During the 1990s tape media based digital video (DV) in the form of the miniDV cassette format replaced existing analogue video, particularly camcorder formats such as Video 8, Hi8, and VHS. Promoted as new small portable media, the success of miniDV was due to its high quality compared to portable domestic analogue tape formats, it was capable of much higher resolution image recording than its predecessors, comfortably considered to be ‘broadcast quality’. MiniDV was embraced by both the domestic market and ‘professional’ production, and while arguments about its resolution relative to that of
16mm film raged (possibly still do) on experimental film discussion lists such as Frameworks, for a while it became the format of choice for many low-budget feature film and documentary productions. Some of the high-end consumer (so-called ‘prosumer’) and professional model camcorders boasted high quality lens and other industry standard technologies, CCDs, chipsets and so on, which made the quality of the images produced close enough to being comparable to professional analogue formats like Betacam SP, effectively cancelling the equation that domestic video format = low resolution.
Naturally enough miniDV was also embraced by artists. Concurrent with domestic level video becoming capable of these higher resolution, the means of production became accessible as never before as computers, particularly those manufactured by Apple Macintosh, shipped with ever faster processors, more RAM, increased hard drive capacity, while Firewire technology made it easy to capture the digital video from the camera tape to the computer for editing. MiniDV and desktop video made higher resolution videomaking affordable, simple and domestic, just as super-8mm filmmaking had been in decades past, and artists’ video facilities started to go out of business.
My memory of the way digital video was first received is that there was an acknowledgement of the increase in resolution and all the presumed benefits that offered, alongside an often expressed opinion that digital images lack depth, looking somehow flatter than their analogue predecessors. These latter comments seem to have diminished fairly quickly as viewers have become accustomed to viewing digital images. The wider accessibility of the means of digital video production were also the conditions that made a materialist glitch practice possible. Technological developments often provide a context for new artistic ones and accessibility to digital video afforded practitioners ample time to play with the medium, to explore its essential qualities, to discover and exploit its mutability. In some ways there is a parallel between this and the way access to 16mm film technology at film coops in the ’60s/’70s made structuralism and materialism in film possible, or how the arrival of domestic VHS in the ’80s made crash edited scratch video possible.
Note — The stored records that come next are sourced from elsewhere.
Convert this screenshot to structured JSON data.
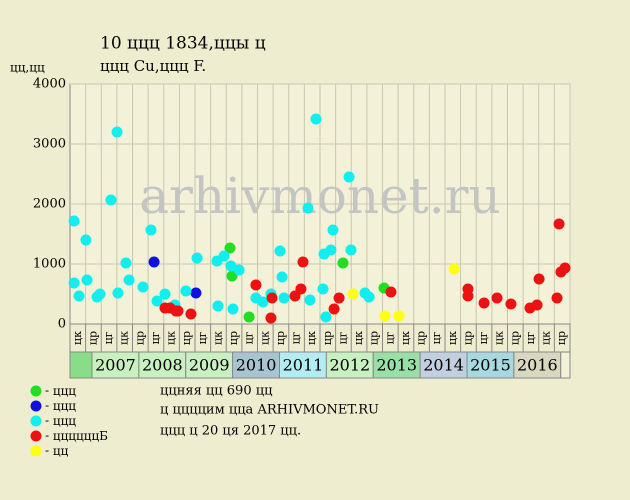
{
  "chart_data": {
    "type": "scatter",
    "title": "10 ццц 1834,ццы ц",
    "subtitle": "ццц Cu,ццц F.",
    "y_label": "цц,цц",
    "watermark": "arhivmonet.ru",
    "notes": [
      "ццняя цц 690 цц",
      "ц ццццим цца ARHIVMONET.RU",
      "ццц ц 20 ця 2017 цц."
    ],
    "ylim": [
      0,
      4000
    ],
    "yticks": [
      0,
      1000,
      2000,
      3000,
      4000
    ],
    "xlim": [
      0,
      32
    ],
    "grid": true,
    "categories": [
      "цк",
      "цр",
      "цг",
      "цк",
      "цр",
      "цг",
      "цк",
      "цр",
      "цг",
      "цк",
      "цр",
      "цг",
      "цк",
      "цр",
      "цг",
      "цк",
      "цр",
      "цг",
      "цк",
      "цр",
      "цг",
      "цк",
      "цр",
      "цг",
      "цк",
      "цр",
      "цг",
      "цк",
      "цр",
      "цг",
      "цк",
      "цр"
    ],
    "years": [
      {
        "name": "2007",
        "color": "#c8f0c0"
      },
      {
        "name": "2008",
        "color": "#c8f0c0"
      },
      {
        "name": "2009",
        "color": "#c8f0c0"
      },
      {
        "name": "2010",
        "color": "#a8c4d0"
      },
      {
        "name": "2011",
        "color": "#b4ecf4"
      },
      {
        "name": "2012",
        "color": "#c8f0c0"
      },
      {
        "name": "2013",
        "color": "#98e0a8"
      },
      {
        "name": "2014",
        "color": "#c0d0e0"
      },
      {
        "name": "2015",
        "color": "#a8d8e0"
      },
      {
        "name": "2016",
        "color": "#d8d8c0"
      }
    ],
    "series": [
      {
        "name": "ццц",
        "color": "#22dd22",
        "x": [
          10.24,
          10.37,
          11.46,
          17.47,
          20.1
        ],
        "values": [
          1267,
          800,
          117,
          1017,
          600
        ]
      },
      {
        "name": "ццц",
        "color": "#1111dd",
        "x": [
          5.38,
          8.06
        ],
        "values": [
          1033,
          517
        ]
      },
      {
        "name": "ццц",
        "color": "#11eeee",
        "x": [
          0.26,
          0.58,
          1.02,
          0.26,
          1.09,
          1.73,
          1.92,
          2.62,
          3.01,
          3.07,
          3.58,
          3.78,
          4.67,
          5.18,
          5.57,
          6.08,
          6.72,
          7.42,
          8.13,
          9.41,
          9.47,
          9.86,
          10.3,
          10.43,
          10.82,
          11.9,
          12.35,
          12.86,
          13.44,
          13.57,
          13.7,
          15.23,
          15.36,
          15.74,
          16.19,
          16.26,
          16.38,
          16.7,
          16.83,
          17.86,
          17.98,
          18.88,
          19.14
        ],
        "values": [
          1717,
          467,
          1400,
          683,
          733,
          450,
          500,
          2067,
          3200,
          517,
          1017,
          733,
          617,
          1567,
          383,
          500,
          317,
          550,
          1100,
          1050,
          300,
          1133,
          967,
          250,
          900,
          433,
          367,
          500,
          1217,
          783,
          433,
          1933,
          400,
          3417,
          583,
          1167,
          117,
          1233,
          1567,
          2450,
          1233,
          517,
          450
        ]
      },
      {
        "name": "ццццццБ",
        "color": "#ee1111",
        "x": [
          6.08,
          6.4,
          6.78,
          6.91,
          7.74,
          11.9,
          12.86,
          12.93,
          14.4,
          14.78,
          14.91,
          16.9,
          17.22,
          20.54,
          25.47,
          25.47,
          26.5,
          27.33,
          28.22,
          29.44,
          29.89,
          30.02,
          31.17,
          31.3,
          31.42,
          31.68
        ],
        "values": [
          267,
          267,
          217,
          217,
          167,
          650,
          100,
          433,
          467,
          583,
          1033,
          250,
          433,
          533,
          583,
          467,
          350,
          433,
          333,
          267,
          317,
          750,
          433,
          1667,
          867,
          933
        ]
      },
      {
        "name": "цц",
        "color": "#ffff11",
        "x": [
          18.11,
          20.16,
          21.06,
          24.58
        ],
        "values": [
          500,
          133,
          133,
          917
        ]
      }
    ]
  }
}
However my concern here is not just with a simplistic causal technological determinism as it is with the speculation that there are qualities dependent upon these media technologies that become
perceptible in retrospect, and that this is as much the function of the relationship of media based objects in culturally determined networks. When a format becomes displaced in the culture by another the materiality of the old media becomes more noticable. Consider how the quality of home recorded VHS broadcast images carry a complex nostalgia in the work of an artist like Stephen Sutcliffe. In his earlier works the soft electronic milkiness of the VHS format becomes a visual signifier for memory when coupled with soundtracks evoking the recently unconscious, much in the way that the grain of super 8 film is often used to evoke nostalgia, memory, other perceptual states in mythopoeic and narrative film. The essential qualities of these media become more visible in hindsight as they become intentional objects. In particular their non-mutable qualities, not those revealed or exaggerated by glitch and other materialist techniques. The assertion here is that the material qualities or essences of a medium are always present, even when hidden or not visible, but that perception of the inherent qualities of these objects change in time.
When will the essential visual qualities of miniDV begin to become visible? In the other instances mentioned above non mutable media material visibility has occurred some time after the point where a ‘higher resolution’ format has displaced the earlier one in terms of currency, after a kind of perceptual interval during which essential qualities of that format become more recognisable through a process of nostalgic unmediation, the ghosts of the media format become exorcised. That moment may not quite be imminent for miniDV, but the High Definition turn in TV, cinema and domestic video, as well as in artists’ work, suggests that it is a distinct possibility for the not-too-distant future.
In the mean time, in spite of increase in resolution of digital moving image media with the development of HD, and talk in various contexts about ‘post-media’, in the cinema, the gallery, on the internet, and elsewhere, the materialist ontology of moving image media is, as we shall see, just as contingent as it ever was.